Wilderness Trail -10
Ich laufe unter die Bäume zurück. Aber der Bär kommt immer näher. Die Äste eines Baumes beginnen ziemlich tief. In höchster Not fasse ich zu und schwinge mich hoch, um danach noch höher zu klettern. Während dieser Aktion verliere ich mein Gewehr. Es landet auf dem Waldboden am Fuß des Stammes.
Der Bär hat den Baum erreicht, auf dem ich sitze. Er richtet sich am Stamm auf und wittert nach oben. Ich weiß nicht, was ich nun tun soll.
'Hoffentlich klettert er mir nicht hinterher,' denke ich verängstigt.
Warten, bis er sich trollt, möchte ich auch nicht. Meine Panik lässt es nicht zu, dass ich geduldig warte. Aber was soll ich sonst tun? Mein Gewehr habe ich beim Aufstieg verloren...
Einer Eingebung folgend, klammere ich mich am Stamm fest und halte meine Hände an meine Mundwinkel. Ich heule wie ein Wolf. Dieses Mal vibriert meine Stimme allerdings aus Angst sehr stark. Ich klinge verzweifelt und weiß nicht, ob 'meine Wölfe' in der Nähe sind, wo doch der Bär gerade das Terrain besetzt.
Den Bären beeindruckt mein Ruf nicht. Sicher hat er aus meiner Stimme auch meine Gemütsverfassung herausgelesen und fühlt sich mir nun überlegen. Plötzlich richtet sich seine Aufmerksamkeit jedoch nicht mehr nach oben, wo ich sitze, sondern in Richtung der nahen Büsche des Unterholzes.
Denn aus diesen Büschen ist jetzt ein gefährliches Knurren zu hören. Der Bär, der sich aufgerichtet hat und bisher mit den vorderen Tatzen den Baum umfasst hält, lässt sich nun neben dem Baum auf alle Viere herab. Er schaut über seine Schultern in die Richtung, aus der das Knurren erschallt.

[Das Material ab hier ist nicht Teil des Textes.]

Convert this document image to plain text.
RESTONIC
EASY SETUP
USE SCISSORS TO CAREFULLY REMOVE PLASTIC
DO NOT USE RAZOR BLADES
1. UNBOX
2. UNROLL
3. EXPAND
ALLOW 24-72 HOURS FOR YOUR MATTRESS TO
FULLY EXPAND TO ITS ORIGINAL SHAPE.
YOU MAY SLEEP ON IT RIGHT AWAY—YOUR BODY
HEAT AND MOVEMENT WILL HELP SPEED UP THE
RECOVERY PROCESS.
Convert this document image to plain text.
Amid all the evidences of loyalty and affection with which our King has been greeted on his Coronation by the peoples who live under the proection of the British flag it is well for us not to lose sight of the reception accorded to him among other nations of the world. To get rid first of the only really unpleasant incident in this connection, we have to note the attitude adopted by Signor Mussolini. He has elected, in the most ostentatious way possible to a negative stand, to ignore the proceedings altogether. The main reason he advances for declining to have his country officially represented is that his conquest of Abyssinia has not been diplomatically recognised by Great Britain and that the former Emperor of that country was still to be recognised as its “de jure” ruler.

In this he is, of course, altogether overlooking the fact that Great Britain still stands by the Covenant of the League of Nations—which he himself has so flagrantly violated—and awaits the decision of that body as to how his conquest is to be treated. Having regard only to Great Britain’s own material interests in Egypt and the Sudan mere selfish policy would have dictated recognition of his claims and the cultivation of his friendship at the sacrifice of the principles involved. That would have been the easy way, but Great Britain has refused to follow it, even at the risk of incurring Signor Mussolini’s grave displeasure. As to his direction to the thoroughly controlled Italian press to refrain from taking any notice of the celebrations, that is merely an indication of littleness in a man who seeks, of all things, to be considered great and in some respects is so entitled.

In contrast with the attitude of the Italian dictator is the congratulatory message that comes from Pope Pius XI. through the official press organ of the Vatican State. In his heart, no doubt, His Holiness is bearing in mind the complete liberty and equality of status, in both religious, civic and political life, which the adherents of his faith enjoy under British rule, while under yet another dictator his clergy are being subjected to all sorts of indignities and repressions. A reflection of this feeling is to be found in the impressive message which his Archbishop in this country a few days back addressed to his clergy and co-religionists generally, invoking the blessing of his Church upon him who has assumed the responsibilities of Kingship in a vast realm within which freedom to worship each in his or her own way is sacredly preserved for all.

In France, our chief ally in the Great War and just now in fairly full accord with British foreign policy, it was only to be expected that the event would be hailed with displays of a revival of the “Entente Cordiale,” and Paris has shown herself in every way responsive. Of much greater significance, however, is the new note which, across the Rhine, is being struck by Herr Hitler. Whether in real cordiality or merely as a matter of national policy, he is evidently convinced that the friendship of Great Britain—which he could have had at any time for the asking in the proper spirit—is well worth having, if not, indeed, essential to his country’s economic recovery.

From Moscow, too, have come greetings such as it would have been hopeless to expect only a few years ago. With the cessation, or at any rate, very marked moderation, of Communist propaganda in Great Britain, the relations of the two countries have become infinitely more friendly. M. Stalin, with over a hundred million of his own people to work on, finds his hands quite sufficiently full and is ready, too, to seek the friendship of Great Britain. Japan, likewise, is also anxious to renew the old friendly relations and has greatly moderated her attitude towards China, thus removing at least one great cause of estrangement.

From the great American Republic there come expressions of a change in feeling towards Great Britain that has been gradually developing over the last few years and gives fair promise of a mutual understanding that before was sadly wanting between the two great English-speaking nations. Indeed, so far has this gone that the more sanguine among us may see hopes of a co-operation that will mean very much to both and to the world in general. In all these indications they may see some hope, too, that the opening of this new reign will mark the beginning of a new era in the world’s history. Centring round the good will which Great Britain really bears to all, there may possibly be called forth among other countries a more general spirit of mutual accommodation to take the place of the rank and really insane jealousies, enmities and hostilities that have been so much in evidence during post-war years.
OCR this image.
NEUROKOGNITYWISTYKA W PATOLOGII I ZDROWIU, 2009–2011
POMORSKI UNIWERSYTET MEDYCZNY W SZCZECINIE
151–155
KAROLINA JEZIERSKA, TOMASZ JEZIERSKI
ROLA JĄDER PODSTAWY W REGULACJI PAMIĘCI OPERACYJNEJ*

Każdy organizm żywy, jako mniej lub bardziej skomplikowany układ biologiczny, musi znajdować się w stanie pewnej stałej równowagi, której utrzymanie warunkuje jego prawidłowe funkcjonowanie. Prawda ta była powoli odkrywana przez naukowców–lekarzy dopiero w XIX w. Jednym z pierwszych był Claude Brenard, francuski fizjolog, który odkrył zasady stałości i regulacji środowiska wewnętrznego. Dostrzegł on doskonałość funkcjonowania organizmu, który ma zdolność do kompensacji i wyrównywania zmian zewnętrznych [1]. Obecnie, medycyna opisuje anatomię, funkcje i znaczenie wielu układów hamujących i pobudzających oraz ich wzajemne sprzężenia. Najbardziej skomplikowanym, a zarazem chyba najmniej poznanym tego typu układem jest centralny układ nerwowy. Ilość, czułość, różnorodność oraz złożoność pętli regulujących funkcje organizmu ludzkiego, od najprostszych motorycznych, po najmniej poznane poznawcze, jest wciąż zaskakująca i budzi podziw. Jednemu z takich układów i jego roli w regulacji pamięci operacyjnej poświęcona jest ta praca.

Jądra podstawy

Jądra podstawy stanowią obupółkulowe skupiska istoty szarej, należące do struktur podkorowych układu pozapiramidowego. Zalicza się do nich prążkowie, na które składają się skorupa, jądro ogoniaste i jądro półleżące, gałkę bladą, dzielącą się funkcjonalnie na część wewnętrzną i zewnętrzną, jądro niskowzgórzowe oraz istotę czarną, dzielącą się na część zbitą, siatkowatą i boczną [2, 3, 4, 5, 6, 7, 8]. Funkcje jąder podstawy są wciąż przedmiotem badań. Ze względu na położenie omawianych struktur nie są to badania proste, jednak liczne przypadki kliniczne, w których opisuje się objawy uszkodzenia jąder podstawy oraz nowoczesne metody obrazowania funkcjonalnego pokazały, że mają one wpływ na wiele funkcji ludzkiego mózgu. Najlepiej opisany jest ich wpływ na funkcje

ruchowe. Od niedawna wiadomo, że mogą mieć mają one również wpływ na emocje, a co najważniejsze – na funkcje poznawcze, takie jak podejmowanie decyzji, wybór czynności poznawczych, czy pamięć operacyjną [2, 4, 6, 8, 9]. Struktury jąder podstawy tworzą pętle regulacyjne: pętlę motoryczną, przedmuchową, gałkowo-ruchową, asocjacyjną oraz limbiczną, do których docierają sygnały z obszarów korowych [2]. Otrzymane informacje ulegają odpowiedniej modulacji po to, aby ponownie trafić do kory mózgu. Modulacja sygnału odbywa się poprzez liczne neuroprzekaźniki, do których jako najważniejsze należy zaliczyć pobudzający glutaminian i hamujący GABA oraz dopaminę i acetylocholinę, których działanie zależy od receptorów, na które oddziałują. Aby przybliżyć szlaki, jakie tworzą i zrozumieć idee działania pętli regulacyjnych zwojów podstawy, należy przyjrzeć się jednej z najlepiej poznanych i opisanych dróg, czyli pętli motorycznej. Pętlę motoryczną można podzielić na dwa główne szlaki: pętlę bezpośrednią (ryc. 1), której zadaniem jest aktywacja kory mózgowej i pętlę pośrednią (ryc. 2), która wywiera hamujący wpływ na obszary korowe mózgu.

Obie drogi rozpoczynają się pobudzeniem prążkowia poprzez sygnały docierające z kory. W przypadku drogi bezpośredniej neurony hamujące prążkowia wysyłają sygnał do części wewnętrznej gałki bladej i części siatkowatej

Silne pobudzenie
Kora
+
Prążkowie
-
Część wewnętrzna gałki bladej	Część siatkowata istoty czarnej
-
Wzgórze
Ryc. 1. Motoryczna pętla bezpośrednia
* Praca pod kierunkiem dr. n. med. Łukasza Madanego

Vier aggressive Wölfe nähern sich dem Bären, knurren ihn an und fletschen ihre Zähne. Die Drohung wirkt. Der Bär ergreift die Flucht. Nun habe ich ein anderes Problem. Der Bär ist zwar weg, dafür befinden sich unter dem Baum jetzt vier aggressive Wölfe. Wer sagt mir, dass die Wölfe zu 'meinem Rudel gehören' und dass sie mir gegenüber genauso freundlich gesinnt sind, wie bei meinem letzten Besuch hier?
Zu meiner Überraschung ziehen sich drei der Wölfe zurück. Nur einer bleibt unter dem Baum sitzen und schaut zu mir hoch. Er schaut mich lange und intensiv von unten herauf an. Sicher zieht er auch die Luft durch die Nase und wittert meinen Geruch.
Ich fasse mir ein Herz und klettere nun vorsichtig vom Baum herunter. Vom untersten Ast zum Waldboden muss ich springen. Während ich auf dem Boden aufkomme, gehe ich automatisch in die Hocke. Der Wolf hat etwa einen Meter Abstand genommen. Leider habe ich kein Fleisch in meinem Gepäck. Ich bleibe hocken und strecke ihm meine Hand entgegen.
Er macht schnuppernd einen Schritt auf mich zu. Ich lächele und rede beruhigend auf ihn ein. Er erscheint mir noch nicht ausgewachsen zu sein, eher wie ein Jährling. Sollte es einer der vier Welpen sein, die ich beim letzten Besuch ihrer Mutter zugeführt habe?